LittératureRomans québécois
Crédit photo : Le Quartanier
«Ça commence dans un train en marche. On imagine que l’histoire va tout de suite embrayer et qu’on va se trouver sans attendre dans le feu de l’action.» Dès la toute première phrase de l’œuvre, le ton est donné: on retrouve cette narration particulière qui caractérisait aussi Les bases secrètes, premier roman de Turgeon publié en 2011. Ce narrateur, dont on apprendra l’identité au cours de la lecture, est à la fois celui qui permet aux histoires de foisonner, mais également celui qui empêche la bonne marche du récit: «Et finalement le récit ne commence pas», ajoute-t-il. Est-ce lui qui a fait dérailler le train?
Le train déraille, donc. En ressortent indemnes un dessinateur et une de ses lectrices les plus assidues. Celle-ci est avide de connaître le sujet du prochain livre du dessinateur. «Je n’avais pas de prochain livre. C’est flou», affirme le dessinateur, à la fois narrateur et personnage de son propre roman, genre auquel il veut désormais s’adonner. En voulant satisfaire l’appétit de sa fidèle lectrice, il invente sur-le-champ le récit de Johanne Delambre, écrivaine fantôme qui souhaite, après la rédaction de la biographie de la populaire actrice Catherine Bas-de-Casse, devenir romancière. Ce récit encore embryonnaire semble posséder son identité et jouir de ses propres libertés. On a réellement l’impression, en lisant le complexe processus de travail de l’écrivaine fantôme – la rencontre avec cette jeune actrice dont elle veut écrire la biographie, les nombreuses recherches que nécessite son travail, les rencontres avec son éditeur –, que l’œuvre est toujours en train de s’inventer, que l’intrigue progresse à mesure où elle s’écrit.
«Alors, on reprendra le train.» Rencontre improbable entre Henri Cordier, un ingénieur sollicité pour un prestigieux colloque et Carole, une flamboyante actrice. En épiant les deux amants, on se rend vite compte qu’il s’agit d’une histoire d’amour de papier: leur idylle est en fait l’objet du premier roman de Johanne Delambre. Mais elle ne sera que de courte durée.

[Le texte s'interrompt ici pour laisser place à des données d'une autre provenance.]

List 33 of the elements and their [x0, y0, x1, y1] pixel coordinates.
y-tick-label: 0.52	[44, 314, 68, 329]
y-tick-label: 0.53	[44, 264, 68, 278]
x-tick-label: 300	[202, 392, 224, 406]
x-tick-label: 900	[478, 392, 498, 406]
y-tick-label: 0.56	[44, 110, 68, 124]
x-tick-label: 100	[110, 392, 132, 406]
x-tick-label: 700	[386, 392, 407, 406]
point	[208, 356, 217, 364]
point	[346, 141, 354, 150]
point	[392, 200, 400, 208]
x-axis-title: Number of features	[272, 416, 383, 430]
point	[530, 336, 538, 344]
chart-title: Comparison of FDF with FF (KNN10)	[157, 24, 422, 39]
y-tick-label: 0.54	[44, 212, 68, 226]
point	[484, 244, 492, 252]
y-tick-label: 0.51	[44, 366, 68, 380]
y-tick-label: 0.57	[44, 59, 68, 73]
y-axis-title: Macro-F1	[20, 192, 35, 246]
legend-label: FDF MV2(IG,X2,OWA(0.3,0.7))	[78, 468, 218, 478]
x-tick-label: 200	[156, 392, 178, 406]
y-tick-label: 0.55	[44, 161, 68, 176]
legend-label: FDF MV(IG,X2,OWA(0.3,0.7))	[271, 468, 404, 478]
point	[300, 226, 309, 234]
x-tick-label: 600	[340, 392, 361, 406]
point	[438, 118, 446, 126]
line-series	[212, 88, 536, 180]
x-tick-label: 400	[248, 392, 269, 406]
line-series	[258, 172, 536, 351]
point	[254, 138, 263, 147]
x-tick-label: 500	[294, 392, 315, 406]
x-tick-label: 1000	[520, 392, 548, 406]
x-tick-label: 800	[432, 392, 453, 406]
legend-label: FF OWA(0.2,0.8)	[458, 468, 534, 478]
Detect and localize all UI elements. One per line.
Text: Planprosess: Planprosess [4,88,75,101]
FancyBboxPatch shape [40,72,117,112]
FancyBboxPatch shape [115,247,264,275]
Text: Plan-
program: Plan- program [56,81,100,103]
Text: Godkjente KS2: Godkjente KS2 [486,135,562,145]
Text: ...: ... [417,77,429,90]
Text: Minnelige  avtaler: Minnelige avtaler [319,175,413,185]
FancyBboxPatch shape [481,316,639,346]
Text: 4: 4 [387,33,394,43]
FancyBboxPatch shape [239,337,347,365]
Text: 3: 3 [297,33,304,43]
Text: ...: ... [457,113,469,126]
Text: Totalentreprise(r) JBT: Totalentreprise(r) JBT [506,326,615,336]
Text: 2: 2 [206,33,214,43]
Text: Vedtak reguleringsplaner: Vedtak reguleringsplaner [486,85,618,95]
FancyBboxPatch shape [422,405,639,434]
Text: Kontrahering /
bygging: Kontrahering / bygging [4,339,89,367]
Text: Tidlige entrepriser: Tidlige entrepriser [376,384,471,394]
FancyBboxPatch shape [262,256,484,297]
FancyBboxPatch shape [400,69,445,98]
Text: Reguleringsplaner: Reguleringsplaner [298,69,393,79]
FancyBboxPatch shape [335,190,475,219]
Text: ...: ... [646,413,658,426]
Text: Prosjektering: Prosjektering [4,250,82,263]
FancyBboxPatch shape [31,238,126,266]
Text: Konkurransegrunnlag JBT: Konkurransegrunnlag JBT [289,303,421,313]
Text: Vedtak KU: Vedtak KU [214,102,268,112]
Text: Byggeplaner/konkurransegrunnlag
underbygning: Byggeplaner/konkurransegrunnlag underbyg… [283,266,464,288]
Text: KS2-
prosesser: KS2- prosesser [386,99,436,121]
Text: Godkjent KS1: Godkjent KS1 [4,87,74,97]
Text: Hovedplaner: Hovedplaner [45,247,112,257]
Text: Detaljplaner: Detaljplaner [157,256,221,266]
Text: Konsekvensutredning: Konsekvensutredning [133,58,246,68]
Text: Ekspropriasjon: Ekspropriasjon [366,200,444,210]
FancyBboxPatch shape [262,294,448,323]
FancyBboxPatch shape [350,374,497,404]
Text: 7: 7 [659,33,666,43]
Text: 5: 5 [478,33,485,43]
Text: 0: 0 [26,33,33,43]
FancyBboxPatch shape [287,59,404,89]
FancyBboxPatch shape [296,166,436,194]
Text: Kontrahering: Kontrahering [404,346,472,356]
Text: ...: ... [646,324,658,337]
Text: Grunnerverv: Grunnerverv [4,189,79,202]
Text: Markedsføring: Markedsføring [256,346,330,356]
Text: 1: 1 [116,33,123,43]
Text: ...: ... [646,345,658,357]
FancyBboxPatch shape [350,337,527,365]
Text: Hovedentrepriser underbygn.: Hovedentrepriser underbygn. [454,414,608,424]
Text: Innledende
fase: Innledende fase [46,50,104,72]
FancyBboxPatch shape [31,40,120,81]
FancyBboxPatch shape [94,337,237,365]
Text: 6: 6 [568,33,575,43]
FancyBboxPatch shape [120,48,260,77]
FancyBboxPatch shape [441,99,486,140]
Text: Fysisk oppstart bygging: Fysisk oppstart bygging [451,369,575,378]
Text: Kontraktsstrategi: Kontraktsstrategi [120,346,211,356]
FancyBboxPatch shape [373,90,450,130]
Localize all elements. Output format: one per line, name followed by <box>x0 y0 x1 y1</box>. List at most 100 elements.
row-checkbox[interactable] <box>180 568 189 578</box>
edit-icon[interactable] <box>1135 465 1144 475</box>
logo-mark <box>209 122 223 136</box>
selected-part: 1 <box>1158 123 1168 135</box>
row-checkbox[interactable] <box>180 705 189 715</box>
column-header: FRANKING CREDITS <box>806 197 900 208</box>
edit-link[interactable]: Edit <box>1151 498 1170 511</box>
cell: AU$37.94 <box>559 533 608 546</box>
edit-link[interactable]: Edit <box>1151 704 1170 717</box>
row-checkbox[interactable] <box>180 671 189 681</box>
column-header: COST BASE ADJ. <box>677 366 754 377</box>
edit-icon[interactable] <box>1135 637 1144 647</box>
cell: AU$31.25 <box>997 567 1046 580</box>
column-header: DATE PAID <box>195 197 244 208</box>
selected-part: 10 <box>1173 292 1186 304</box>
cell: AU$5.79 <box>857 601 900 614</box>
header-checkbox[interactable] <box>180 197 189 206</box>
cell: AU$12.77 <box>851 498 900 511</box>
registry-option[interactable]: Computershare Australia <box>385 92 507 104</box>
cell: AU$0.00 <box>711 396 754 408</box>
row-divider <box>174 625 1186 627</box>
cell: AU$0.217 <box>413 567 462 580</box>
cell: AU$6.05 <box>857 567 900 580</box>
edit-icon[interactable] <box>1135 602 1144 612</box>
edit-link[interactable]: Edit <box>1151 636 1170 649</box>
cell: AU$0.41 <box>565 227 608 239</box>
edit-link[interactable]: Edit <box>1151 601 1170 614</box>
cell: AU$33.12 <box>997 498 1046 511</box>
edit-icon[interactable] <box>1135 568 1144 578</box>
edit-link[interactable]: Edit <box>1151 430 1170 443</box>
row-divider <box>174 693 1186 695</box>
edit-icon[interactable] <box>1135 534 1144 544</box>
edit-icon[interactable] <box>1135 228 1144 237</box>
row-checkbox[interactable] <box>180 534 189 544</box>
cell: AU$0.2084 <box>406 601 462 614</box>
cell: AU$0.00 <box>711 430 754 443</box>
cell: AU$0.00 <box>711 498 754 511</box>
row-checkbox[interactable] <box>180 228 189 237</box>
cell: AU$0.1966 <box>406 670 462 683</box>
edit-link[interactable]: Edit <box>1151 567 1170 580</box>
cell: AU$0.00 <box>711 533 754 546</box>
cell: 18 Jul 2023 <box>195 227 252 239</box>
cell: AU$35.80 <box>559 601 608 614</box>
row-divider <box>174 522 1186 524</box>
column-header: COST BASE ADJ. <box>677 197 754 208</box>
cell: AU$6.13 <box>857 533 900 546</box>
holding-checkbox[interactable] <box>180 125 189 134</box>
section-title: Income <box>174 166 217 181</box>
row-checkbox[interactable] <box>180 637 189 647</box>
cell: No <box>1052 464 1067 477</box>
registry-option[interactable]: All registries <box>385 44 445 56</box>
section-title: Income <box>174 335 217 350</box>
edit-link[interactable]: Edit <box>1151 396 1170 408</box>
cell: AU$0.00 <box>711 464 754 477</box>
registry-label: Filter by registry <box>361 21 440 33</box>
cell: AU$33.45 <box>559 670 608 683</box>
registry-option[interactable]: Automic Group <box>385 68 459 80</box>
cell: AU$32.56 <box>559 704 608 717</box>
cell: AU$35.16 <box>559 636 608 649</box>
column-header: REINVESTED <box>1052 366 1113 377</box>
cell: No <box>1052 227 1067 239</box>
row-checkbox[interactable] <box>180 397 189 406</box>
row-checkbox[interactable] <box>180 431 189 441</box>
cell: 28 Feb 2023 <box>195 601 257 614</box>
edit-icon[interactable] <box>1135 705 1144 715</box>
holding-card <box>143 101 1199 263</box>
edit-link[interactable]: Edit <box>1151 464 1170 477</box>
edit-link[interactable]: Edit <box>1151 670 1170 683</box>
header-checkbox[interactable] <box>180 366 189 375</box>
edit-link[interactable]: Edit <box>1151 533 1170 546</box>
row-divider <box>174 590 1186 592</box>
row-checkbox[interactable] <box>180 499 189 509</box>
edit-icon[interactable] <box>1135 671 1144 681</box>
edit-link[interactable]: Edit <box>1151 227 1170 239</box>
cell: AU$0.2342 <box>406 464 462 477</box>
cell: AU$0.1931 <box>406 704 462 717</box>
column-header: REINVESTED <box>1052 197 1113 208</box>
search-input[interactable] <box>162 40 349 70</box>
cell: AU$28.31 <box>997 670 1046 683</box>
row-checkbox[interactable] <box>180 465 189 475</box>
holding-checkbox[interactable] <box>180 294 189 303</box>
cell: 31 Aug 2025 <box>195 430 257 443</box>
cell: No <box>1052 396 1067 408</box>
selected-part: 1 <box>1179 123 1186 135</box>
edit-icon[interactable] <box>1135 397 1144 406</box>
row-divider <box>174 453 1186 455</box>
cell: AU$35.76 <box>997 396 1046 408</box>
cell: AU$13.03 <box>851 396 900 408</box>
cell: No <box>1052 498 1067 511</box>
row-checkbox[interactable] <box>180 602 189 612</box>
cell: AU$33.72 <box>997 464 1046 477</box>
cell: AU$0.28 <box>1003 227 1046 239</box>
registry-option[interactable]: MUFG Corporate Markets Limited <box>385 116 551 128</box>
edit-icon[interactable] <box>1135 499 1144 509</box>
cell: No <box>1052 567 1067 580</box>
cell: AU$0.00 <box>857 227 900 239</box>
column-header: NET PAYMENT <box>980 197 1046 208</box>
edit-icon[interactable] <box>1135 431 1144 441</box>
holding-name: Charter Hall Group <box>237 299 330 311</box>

Puis, que viennent faire Raymond Loquès et Alphonse Grondines, deux écrivains chevronnés, dans cette histoire? Et surtout, pourquoi Grondines accuse-t-il la nouvelle romancière d’avoir plagié les canevas de ses deux premiers romans sur ceux de Loquès?
David Turgeon s’amuse continuellement, dans La revanche de l’écrivaine fantôme, à tromper son lecteur. Et puisque le livre que nous avons sous les yeux est lui-même l’esquisse d’un roman que lit et commente à mesure la lectrice survivante de l’accident ferroviaire, ces ébauches d’histoires se répondent comme autant de reflets de l’impressionnant jeu de miroirs mis en scène par Turgeon. Il s’agit d’un procédé que l’on retrouve entre autres chez l’écrivain américain Paul Auster; (pensons à Cité de verre, le premier volet de sa Trilogie new-yorkaise, paru en 1985). Bien que très forts, les personnages de l’œuvre sont toutefois quelque peu encloisonnés dans la méta-écriture (les commentaires critiques au sujet de l’écriture). Après avoir suivi le destin de l’un d’entre eux, il nous est dérobé par un personnage subséquent qui en revendique la création, coupant les ailes à une histoire en laquelle nous avions pourtant de grandes espérances.
Nul besoin de tenter de résumer l’intrigue ou de chercher à démêler la réalité des personnages des fictions qu’ils inventent pour apprécier cette œuvre; il suffit de se laisser bercer par les petites épopées et d’observer la fragile mais puissante existence des personnages qu’on y rencontre. Si l’entreprise autoréflexive est menée avec beaucoup d’adresse et si elle exerce un pouvoir réel sur la suite du récit, elle a pour conséquence de troubler la descente du lecteur au cœur des fictions (des «cités», dirait le personnage écrivain Raymon Lonquès) créées par l’auteur et d’empiéter sur les récits qui mériteraient plus d’espace.
Répétons-le, une des forces de David Turgeon est précisément la manière dont il raconte des histoires, dont il transporte le lecteur dans des mondes inédits, poétiques et troublants. Ces histoires auraient simplement besoin de plus de liberté.